If in the October elections, a significant sector of the working class casts their votes for the Peronist candidates, those leaders will face a stark choice: prop up the government with their votes in parliament which would be politically damaging, or prepare to replace Milei through institutional mechanisms.

Seeing that Milei’s government is bleeding its social base of support, the imperialists fundamentally demand that Milei maintains governability to put through the counter-reforms they require.

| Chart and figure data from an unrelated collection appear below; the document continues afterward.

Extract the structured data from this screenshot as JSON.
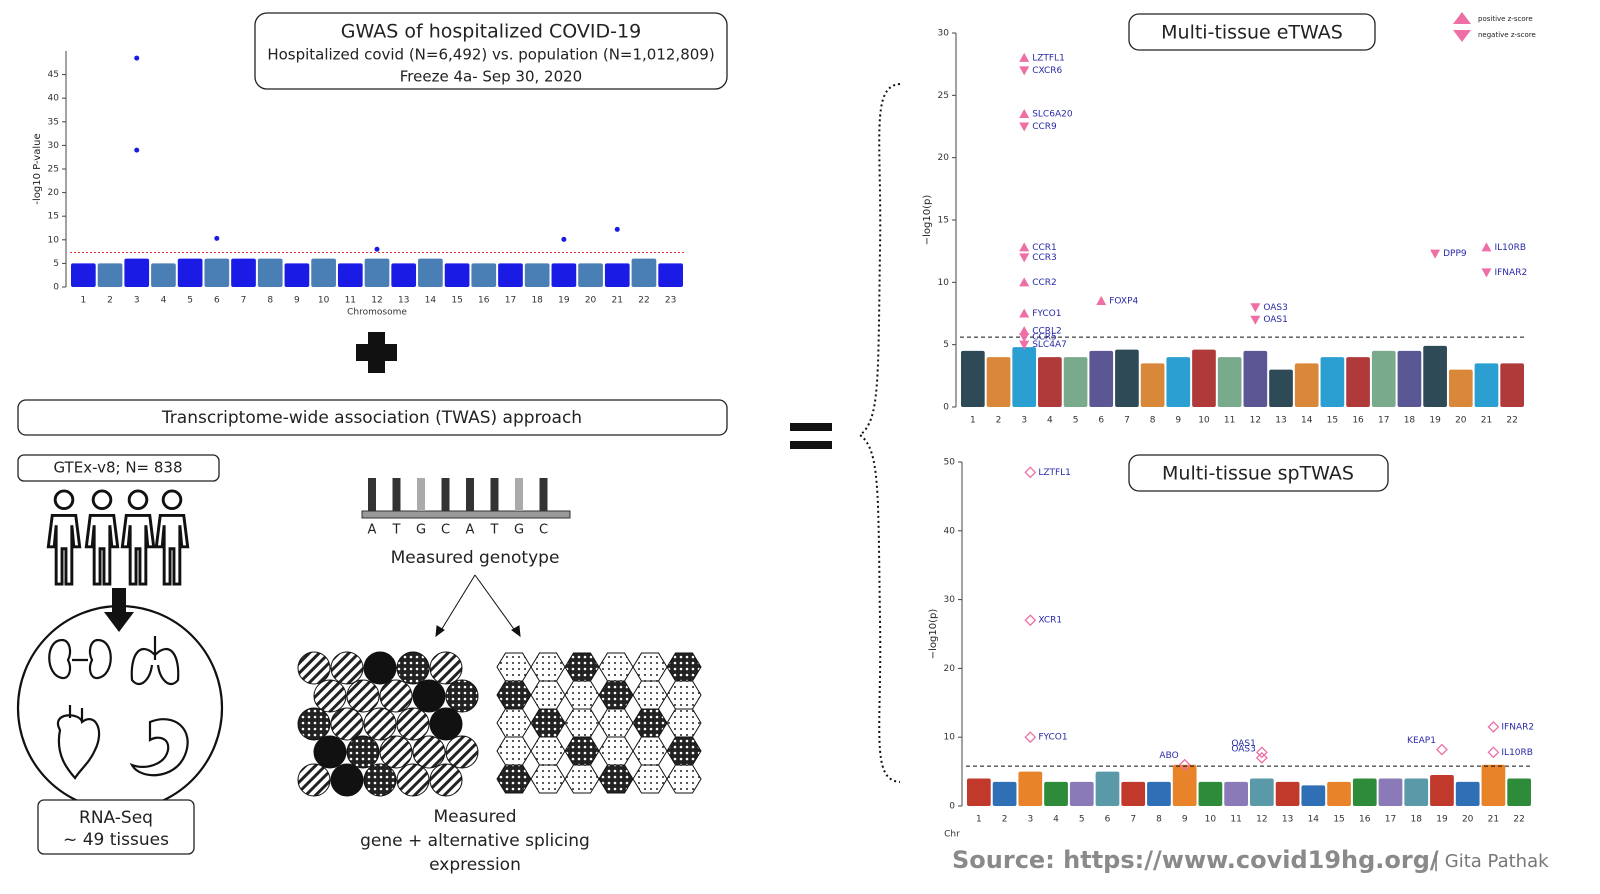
{
  "gwas_panel": {
    "title": "GWAS of hospitalized COVID-19",
    "subtitle": "Hospitalized covid (N=6,492) vs. population (N=1,012,809)",
    "freeze": "Freeze 4a- Sep 30, 2020",
    "chart": {
      "type": "manhattan",
      "ylabel": "-log10 P-value",
      "xlabel": "Chromosome",
      "categories": [
        "1",
        "2",
        "3",
        "4",
        "5",
        "6",
        "7",
        "8",
        "9",
        "10",
        "11",
        "12",
        "13",
        "14",
        "15",
        "16",
        "17",
        "18",
        "19",
        "20",
        "21",
        "22",
        "23"
      ],
      "ylim": [
        0,
        50
      ],
      "yticks": [
        0,
        5,
        10,
        15,
        20,
        25,
        30,
        35,
        40,
        45
      ],
      "threshold": 7.3,
      "colors": [
        "#1b1be6",
        "#4a7fb5"
      ],
      "marker": "dot",
      "hit_color": "#1b1be6",
      "peaks": [
        5,
        5,
        6,
        5,
        6,
        6,
        6,
        6,
        5,
        6,
        5,
        6,
        5,
        6,
        5,
        5,
        5,
        5,
        5,
        5,
        5,
        6,
        5
      ],
      "hits": [
        {
          "chrom": "3",
          "value": 48.5
        },
        {
          "chrom": "3",
          "value": 29
        },
        {
          "chrom": "6",
          "value": 10.3
        },
        {
          "chrom": "12",
          "value": 8
        },
        {
          "chrom": "19",
          "value": 10.1
        },
        {
          "chrom": "21",
          "value": 12.2
        }
      ]
    }
  },
  "twas_title": "Transcriptome-wide association (TWAS) approach",
  "gtex_label": "GTEx-v8; N= 838",
  "rnaseq": [
    "RNA-Seq",
    "~ 49 tissues"
  ],
  "genotype_letters": [
    "A",
    "T",
    "G",
    "C",
    "A",
    "T",
    "G",
    "C"
  ],
  "genotype_label": "Measured genotype",
  "expression_label": [
    "Measured",
    "gene + alternative splicing",
    "expression"
  ],
  "etwas": {
    "type": "manhattan",
    "title": "Multi-tissue eTWAS",
    "ylabel": "−log10(p)",
    "categories": [
      "1",
      "2",
      "3",
      "4",
      "5",
      "6",
      "7",
      "8",
      "9",
      "10",
      "11",
      "12",
      "13",
      "14",
      "15",
      "16",
      "17",
      "18",
      "19",
      "20",
      "21",
      "22"
    ],
    "ylim": [
      0,
      30
    ],
    "yticks": [
      0,
      5,
      10,
      15,
      20,
      25,
      30
    ],
    "threshold": 5.6,
    "colors": [
      "#2e4a57",
      "#d9883a",
      "#2b9fd1",
      "#b03a3a",
      "#7aaa8c",
      "#5b5694"
    ],
    "marker": "triangle",
    "hit_color": "#ee6fa5",
    "legend": {
      "positive": "positive z-score",
      "negative": "negative z-score"
    },
    "peaks": [
      4.5,
      4,
      4.8,
      4,
      4,
      4.5,
      4.6,
      3.5,
      4,
      4.6,
      4,
      4.5,
      3,
      3.5,
      4,
      4,
      4.5,
      4.5,
      4.9,
      3,
      3.5,
      3.5
    ],
    "hits": [
      {
        "name": "LZTFL1",
        "chrom": "3",
        "value": 28,
        "z": "positive"
      },
      {
        "name": "CXCR6",
        "chrom": "3",
        "value": 27,
        "z": "negative"
      },
      {
        "name": "SLC6A20",
        "chrom": "3",
        "value": 23.5,
        "z": "positive"
      },
      {
        "name": "CCR9",
        "chrom": "3",
        "value": 22.5,
        "z": "negative"
      },
      {
        "name": "CCR1",
        "chrom": "3",
        "value": 12.8,
        "z": "positive"
      },
      {
        "name": "CCR3",
        "chrom": "3",
        "value": 12,
        "z": "negative"
      },
      {
        "name": "CCR2",
        "chrom": "3",
        "value": 10,
        "z": "positive"
      },
      {
        "name": "FYCO1",
        "chrom": "3",
        "value": 7.5,
        "z": "positive"
      },
      {
        "name": "CCRL2",
        "chrom": "3",
        "value": 6.1,
        "z": "positive"
      },
      {
        "name": "CCR5",
        "chrom": "3",
        "value": 5.6,
        "z": "negative"
      },
      {
        "name": "SLC4A7",
        "chrom": "3",
        "value": 5,
        "z": "negative"
      },
      {
        "name": "FOXP4",
        "chrom": "6",
        "value": 8.5,
        "z": "positive"
      },
      {
        "name": "OAS3",
        "chrom": "12",
        "value": 8,
        "z": "negative"
      },
      {
        "name": "OAS1",
        "chrom": "12",
        "value": 7,
        "z": "negative"
      },
      {
        "name": "DPP9",
        "chrom": "19",
        "value": 12.3,
        "z": "negative"
      },
      {
        "name": "IL10RB",
        "chrom": "21",
        "value": 12.8,
        "z": "positive"
      },
      {
        "name": "IFNAR2",
        "chrom": "21",
        "value": 10.8,
        "z": "negative"
      }
    ]
  },
  "sptwas": {
    "type": "manhattan",
    "title": "Multi-tissue spTWAS",
    "ylabel": "−log10(p)",
    "xlabel": "Chr",
    "categories": [
      "1",
      "2",
      "3",
      "4",
      "5",
      "6",
      "7",
      "8",
      "9",
      "10",
      "11",
      "12",
      "13",
      "14",
      "15",
      "16",
      "17",
      "18",
      "19",
      "20",
      "21",
      "22"
    ],
    "ylim": [
      0,
      50
    ],
    "yticks": [
      0,
      10,
      20,
      30,
      40,
      50
    ],
    "threshold": 5.8,
    "colors": [
      "#c0392b",
      "#2e6fb5",
      "#e8832a",
      "#2e8b3a",
      "#8a7ab8",
      "#5a9aa8"
    ],
    "marker": "diamond",
    "hit_color": "#ee6fa5",
    "peaks": [
      4,
      3.5,
      5,
      3.5,
      3.5,
      5,
      3.5,
      3.5,
      6,
      3.5,
      3.5,
      4,
      3.5,
      3,
      3.5,
      4,
      4,
      4,
      4.5,
      3.5,
      6,
      4
    ],
    "hits": [
      {
        "name": "LZTFL1",
        "chrom": "3",
        "value": 48.5
      },
      {
        "name": "XCR1",
        "chrom": "3",
        "value": 27
      },
      {
        "name": "FYCO1",
        "chrom": "3",
        "value": 10
      },
      {
        "name": "ABO",
        "chrom": "9",
        "value": 6
      },
      {
        "name": "OAS1",
        "chrom": "12",
        "value": 7.8
      },
      {
        "name": "OAS3",
        "chrom": "12",
        "value": 7
      },
      {
        "name": "KEAP1",
        "chrom": "19",
        "value": 8.2
      },
      {
        "name": "IFNAR2",
        "chrom": "21",
        "value": 11.5
      },
      {
        "name": "IL10RB",
        "chrom": "21",
        "value": 7.8
      }
    ]
  },
  "source": "Source: https://www.covid19hg.org/",
  "author": "| Gita Pathak"
}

In the last instance, that may mean inviting part of the political opposition onto a sinking ship.

The fact that the opposition gathered the necessary two thirds of votes in congress to block Milei’s veto of funding bills that they passed for education and healthcare projects, something they failed to do previously, shows that they sense the weakness of the government, as well as pressure from below.

The massive demonstrations in the city of Buenos Aires and across the country in defence of education and healthcare, are initial displays of the enormous power of the working class. But this energy must be focused.

The leaders of the left parties must act like the revolutionary opposition to the system that they claim to be, rather than a merely parliamentary opposition to Milei, playing within the limits of bourgeois institutions. If they continue to misread the political situation and miss its revolutionary potential, they will only fall further out of step with the mood of the masses and continue to lose votes, as they have been doing in provincial and national elections.

What is required is to build class independence, on the basis of a programme which answers the pressing needs of the working class. Expressed through the organising of the working class in their workplaces, neighbourhoods, and schools, and ultimately, in the construction of a mass revolutionary party armed with Marxist theory. The working class must fight for its own interests with its own methods: strikes, marches, and factory occupations.

The failures of Peronist bourgeois nationalism, and right-wing alternatives, from Macri to Milei, will help the working class reach the necessary conclusions. The rise in non-voting and spoiling ballots to previously unseen levels is further evidence of the ripe conditions for the building of a revolutionary party. Building such a party is the only way to stop the attacks of the capitalists, which are guaranteed in the current system no matter which party governs.